# Coefficient of Friction Questions I cant do

1. Jan 17, 2008

### smally

Hi, this is my first post and i'm a bit rusty will mechanics so I need help with two questions i've come across

Firstly on the question sheet I am given:
a = F/m and w = mg and the static friction and kinetic friction equations

also v$$^{2}$$ = v$$^{2}_{0}$$ + 2a$$\Delta$$x

How do I do these:

1. The coefficient of friction between the bed of a truck and a box is 0.30.
The truck is moving at 80km/h horizontally.
What is the least distance in which the truck can stop if the box is not to slide?

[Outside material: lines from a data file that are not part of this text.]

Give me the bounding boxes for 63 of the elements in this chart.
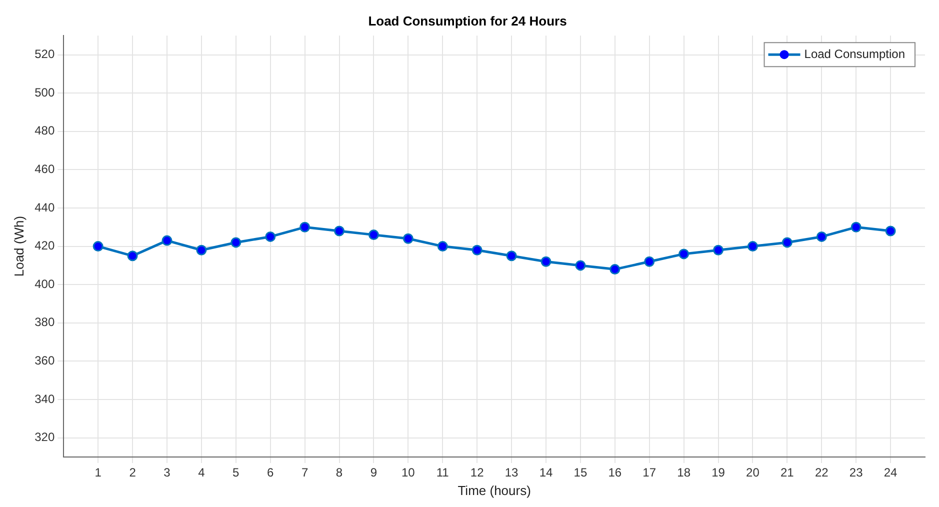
x-tick-label: 17 [642,466,656,480]
x-tick-label: 5 [232,466,240,480]
y-tick-label: 320 [34,430,55,444]
legend-label: Load Consumption [804,46,905,61]
point [230,237,242,248]
x-tick-label: 18 [677,466,691,480]
x-tick-label: 21 [780,466,794,480]
x-tick-label: 24 [884,466,898,480]
y-tick-label: 340 [34,392,55,406]
y-axis-title: Load (Wh) [11,216,26,277]
point [575,260,586,271]
x-tick-label: 16 [608,466,622,480]
point [506,250,517,262]
x-tick-label: 14 [539,466,553,480]
point [610,264,620,275]
x-tick-label: 23 [849,466,864,480]
point [334,226,345,236]
point [402,233,414,244]
x-tick-label: 11 [436,466,450,480]
point [368,230,379,240]
x-tick-label: 3 [164,466,171,480]
x-tick-label: 19 [712,466,726,480]
x-tick-label: 8 [336,466,343,480]
point [265,231,276,242]
point [782,237,792,248]
point [816,231,827,242]
x-tick-label: 15 [574,466,588,480]
x-tick-label: 9 [370,466,378,480]
point [540,256,552,267]
x-tick-label: 10 [401,466,416,480]
x-tick-label: 22 [814,466,829,480]
y-tick-label: 500 [34,85,55,100]
point [162,235,172,246]
x-tick-label: 7 [301,466,308,480]
y-tick-label: 480 [34,124,55,138]
point [747,241,758,252]
point [678,248,690,260]
y-tick-label: 360 [34,354,55,368]
y-tick-label: 400 [34,276,55,291]
y-tick-label: 420 [34,238,55,253]
y-tick-label: 380 [34,315,55,330]
x-tick-label: 20 [746,466,760,480]
point [850,222,862,232]
x-tick-label: 4 [198,466,206,480]
point [92,241,104,252]
point [127,250,138,262]
point [713,244,724,256]
y-tick-label: 520 [34,47,55,62]
x-tick-label: 13 [504,466,519,480]
point [300,222,310,232]
point [644,256,655,267]
point [196,244,207,256]
x-tick-label: 6 [267,466,274,480]
y-tick-label: 460 [34,162,55,176]
y-tick-label: 440 [34,200,55,214]
point [472,244,482,256]
x-tick-label: 1 [94,466,102,480]
chart-title: Load Consumption for 24 Hours [368,13,567,28]
x-axis-title: Time (hours) [458,482,531,498]
x-tick-label: 12 [470,466,484,480]
point [885,226,896,236]
x-tick-label: 2 [129,466,136,480]
point [437,241,448,252]
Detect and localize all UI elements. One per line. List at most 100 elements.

2. A car travelling at 30m/s on a horizontal road brakes suddenly to avoid hitting a pedestrian. What is the stopping distance if
a) The car has ABS brakes, wheels do not slip ($$\mu$$s=0.5)
b) The car has no ABS, wheels lock ($$\mu$$k=0.3)

Last edited: Jan 17, 2008
2. Jan 17, 2008

### Tom Mattson

Staff Emeritus
Try to answer these questions, in order.

1.) What is the maximum static frictional force that the truck bed can exert on the box before the box slides? Since you weren't given the mass of the box, you'll have to call it something (say m). As you will see, the value of m won't matter. m will cancel out eventually.
2.) Using Newton's second law (a=F/m, which you cited) and your answer to 1.), what is the maximum acceleration that the box can withstand before sliding?
3.) Given the numbers in the problem statement, and your answer to 2.), what is the minimum distance in which the truck can stop without the box sliding.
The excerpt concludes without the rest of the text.